Ölümsüz Bilge Mevlana
Mesnevi, Mevlana’nın en meşhur, önemli ve değerli eseridir. Aynı zamanda Mesnevi, klasik doğu edebiyatında bir şiir tarzının adıdır. Mesnevi, altı cilt olarak Fars dilinde yazılmış, 25618 beyitten oluşmuştur. Mevlana Mesnevi'sinin kendine has bir yapısı ve kurgusu vardır. Hikâye içinde hikâyelerle hayata dair birçok mevzuu ibretlik anlatımla sunar Mevlana.
Mevlana, çağının insanını, hayatı, olayları, toplumları büyük bir derinlik, incelik, feraset, anlayış ve kavrayışla zevk ve estetiği etkin dil kullanımıyla harmanlayarak çok özel bir eser oluşturmuştur. Bakışlarındaki mana zarafetinin hayatın içine işlenişi o kadar yalın, sade ve güzeldir ki; yüzyıllar sonra bile bugün o günlerde işlenmiş konuların günümüz toplumlarına ait farklılık kazanacak zenginlik sunduğu aşikârdır. Mevlana’nın Mesnevi eseri; içinde bulunan birçok hikâyenin Mevlana’ya has güzel anlatımı sonrasında hikâyeden çıkarılan derslerle çok etkileyici bir özelliğe sahiptir. Hatta Ezop'tan Masalların kaynaklarında bile bizim zengin kültürümüzün kullanıldığını biliyor muydunuz? Böyle bir güzelliği biz de sizlerle bir kez daha paylaşalım istedik.
Gönül iklimini çok güzel dokumuş gönül eri Mevlana’ya ait bu hikâyeler, okuyan herkesin 'hayatına farklı bir bakış' kazandırıyor! Mesnevi'den Hikâyeler, 'gönle düşen cemre' misali içimizde 'baharlar' açtırıyor! Bu baharlar 'hayatın yorumlanışı ve yaşanılışına dair bize ince ve manidar ipuçları veriyor. Her hikâyenin birbirinden farklı konusu ve konuğu var. Hepsinin ayrı bir hikmeti ve güzelliği var. Bütün sunuşların da ayrı tadı ve lezzeti olduğu gibi. Gönül penceremizle Mesnevi'yi ve Mevlana’yı hikâyeleriyle paylaşmaya ne dersiniz?
Yılancının Duası
Hırsızın biri bir yılan oynatıcısının yılanını çaldı. Aptallığından onu ganimet gibi görüyordu.

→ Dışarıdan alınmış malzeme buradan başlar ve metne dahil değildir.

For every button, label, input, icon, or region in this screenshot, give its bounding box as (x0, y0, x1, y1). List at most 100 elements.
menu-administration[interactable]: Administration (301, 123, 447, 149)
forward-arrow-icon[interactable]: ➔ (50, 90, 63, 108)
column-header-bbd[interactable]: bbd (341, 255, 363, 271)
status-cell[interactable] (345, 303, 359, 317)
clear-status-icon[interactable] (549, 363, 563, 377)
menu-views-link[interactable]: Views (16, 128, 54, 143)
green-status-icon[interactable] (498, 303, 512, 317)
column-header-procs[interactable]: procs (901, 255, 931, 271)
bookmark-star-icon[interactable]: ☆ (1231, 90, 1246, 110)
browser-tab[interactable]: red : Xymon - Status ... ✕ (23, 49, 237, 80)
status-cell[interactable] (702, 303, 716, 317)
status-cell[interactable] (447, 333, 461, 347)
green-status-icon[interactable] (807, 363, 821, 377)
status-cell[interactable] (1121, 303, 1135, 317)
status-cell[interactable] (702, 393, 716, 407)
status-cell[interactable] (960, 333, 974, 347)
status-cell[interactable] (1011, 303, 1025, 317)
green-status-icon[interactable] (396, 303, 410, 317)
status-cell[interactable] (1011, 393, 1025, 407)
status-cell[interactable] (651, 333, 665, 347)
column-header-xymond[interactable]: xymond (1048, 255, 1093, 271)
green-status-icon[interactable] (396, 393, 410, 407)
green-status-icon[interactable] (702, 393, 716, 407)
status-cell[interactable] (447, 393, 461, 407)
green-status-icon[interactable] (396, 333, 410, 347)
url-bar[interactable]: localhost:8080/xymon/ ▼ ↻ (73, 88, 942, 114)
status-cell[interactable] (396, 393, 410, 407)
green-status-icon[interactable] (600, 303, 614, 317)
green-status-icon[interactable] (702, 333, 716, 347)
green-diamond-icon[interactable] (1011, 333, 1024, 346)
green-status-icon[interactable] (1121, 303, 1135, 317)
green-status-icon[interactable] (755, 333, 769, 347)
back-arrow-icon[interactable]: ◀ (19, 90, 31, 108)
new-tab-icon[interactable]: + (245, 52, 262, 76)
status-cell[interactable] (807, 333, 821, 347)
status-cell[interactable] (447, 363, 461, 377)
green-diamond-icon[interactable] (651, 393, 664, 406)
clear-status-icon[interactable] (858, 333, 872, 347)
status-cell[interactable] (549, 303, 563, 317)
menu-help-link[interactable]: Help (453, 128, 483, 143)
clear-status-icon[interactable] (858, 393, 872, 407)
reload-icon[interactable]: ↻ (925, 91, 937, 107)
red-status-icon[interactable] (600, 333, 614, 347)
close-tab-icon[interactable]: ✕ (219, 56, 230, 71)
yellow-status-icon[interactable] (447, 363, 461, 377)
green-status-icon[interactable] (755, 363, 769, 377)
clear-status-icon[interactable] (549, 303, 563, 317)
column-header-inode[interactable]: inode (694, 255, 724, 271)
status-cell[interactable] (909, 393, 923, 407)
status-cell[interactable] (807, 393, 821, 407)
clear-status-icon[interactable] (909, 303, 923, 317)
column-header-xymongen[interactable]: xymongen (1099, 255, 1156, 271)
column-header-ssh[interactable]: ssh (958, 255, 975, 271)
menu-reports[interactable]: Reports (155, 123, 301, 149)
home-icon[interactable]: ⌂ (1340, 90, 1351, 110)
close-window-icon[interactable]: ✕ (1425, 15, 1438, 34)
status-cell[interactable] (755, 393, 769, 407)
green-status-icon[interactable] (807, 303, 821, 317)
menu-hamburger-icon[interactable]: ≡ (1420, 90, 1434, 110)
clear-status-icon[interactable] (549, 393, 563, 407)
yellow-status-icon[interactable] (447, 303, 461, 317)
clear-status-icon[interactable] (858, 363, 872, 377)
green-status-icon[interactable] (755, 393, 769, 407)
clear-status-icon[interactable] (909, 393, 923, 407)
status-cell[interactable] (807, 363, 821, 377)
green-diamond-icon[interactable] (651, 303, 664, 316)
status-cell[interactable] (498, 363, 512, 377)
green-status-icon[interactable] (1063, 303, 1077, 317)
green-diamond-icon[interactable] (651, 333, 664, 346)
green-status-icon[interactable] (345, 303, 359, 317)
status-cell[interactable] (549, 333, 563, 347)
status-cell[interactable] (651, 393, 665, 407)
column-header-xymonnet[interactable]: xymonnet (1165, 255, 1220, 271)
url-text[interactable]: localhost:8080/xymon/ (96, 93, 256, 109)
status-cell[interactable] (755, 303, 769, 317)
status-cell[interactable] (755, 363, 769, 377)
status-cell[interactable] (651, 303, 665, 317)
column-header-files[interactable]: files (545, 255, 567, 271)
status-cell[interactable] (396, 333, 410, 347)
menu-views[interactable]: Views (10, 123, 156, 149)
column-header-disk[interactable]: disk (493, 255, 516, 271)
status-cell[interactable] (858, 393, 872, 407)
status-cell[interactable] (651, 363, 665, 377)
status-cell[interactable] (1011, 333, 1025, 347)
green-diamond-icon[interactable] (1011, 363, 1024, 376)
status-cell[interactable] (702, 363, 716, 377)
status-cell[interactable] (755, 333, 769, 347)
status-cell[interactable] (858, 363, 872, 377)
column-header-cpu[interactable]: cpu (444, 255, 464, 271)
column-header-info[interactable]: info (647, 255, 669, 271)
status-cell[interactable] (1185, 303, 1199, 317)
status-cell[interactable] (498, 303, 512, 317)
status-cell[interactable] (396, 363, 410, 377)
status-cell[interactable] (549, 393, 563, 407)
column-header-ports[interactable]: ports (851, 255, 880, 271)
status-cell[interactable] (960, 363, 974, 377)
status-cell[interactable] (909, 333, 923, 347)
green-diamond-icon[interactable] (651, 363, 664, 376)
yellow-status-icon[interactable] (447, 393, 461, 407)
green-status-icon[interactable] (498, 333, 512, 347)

Yılan onu soktu, adam ağlayıp inleyerek öldü. Yılancı hırsızın cesedini görüp tanıdı. — Onu benim yılanım öldürdü dedi. Bu adamı bulayım da yılanımı geri alayım diye dua edip duruyordum. Gönlüm yılanımı bulmayı istiyordu. Allah’a şükürler olsun ki, duam kabul edilmedi. Duamın kabul edilmeyişini kötü bir şey sandım ama aslında benim menfaatimeymiş. İnsanın yaptığı nice dualar vardır ki, zarar ve ziyanın, mahvolmanın ta kendisidir. Allahu Teâlâ onları kereminden kabul etmez.
Ağlayan Zahid
Bir zahide, dünya meşgalesine dalmış bir dostu: — Az ağla ki gözün bozulmasın dedi. Zahid ona şöyle cevap verdi: — İki şeyden başkası olmaz, göz o cemâli ya görür ya da görmez. Eğer Hakk’ın nurunu görürse ne gam, bunun için iki gözü feda etmeye değer. Yok, eğer göremeyecekse, böyle gözün kör olması daha iyidir. Ağaç, ağlayan bulut sayesinde yeşerir. Mum ağlamakla daha aydınlık bir hale gelir.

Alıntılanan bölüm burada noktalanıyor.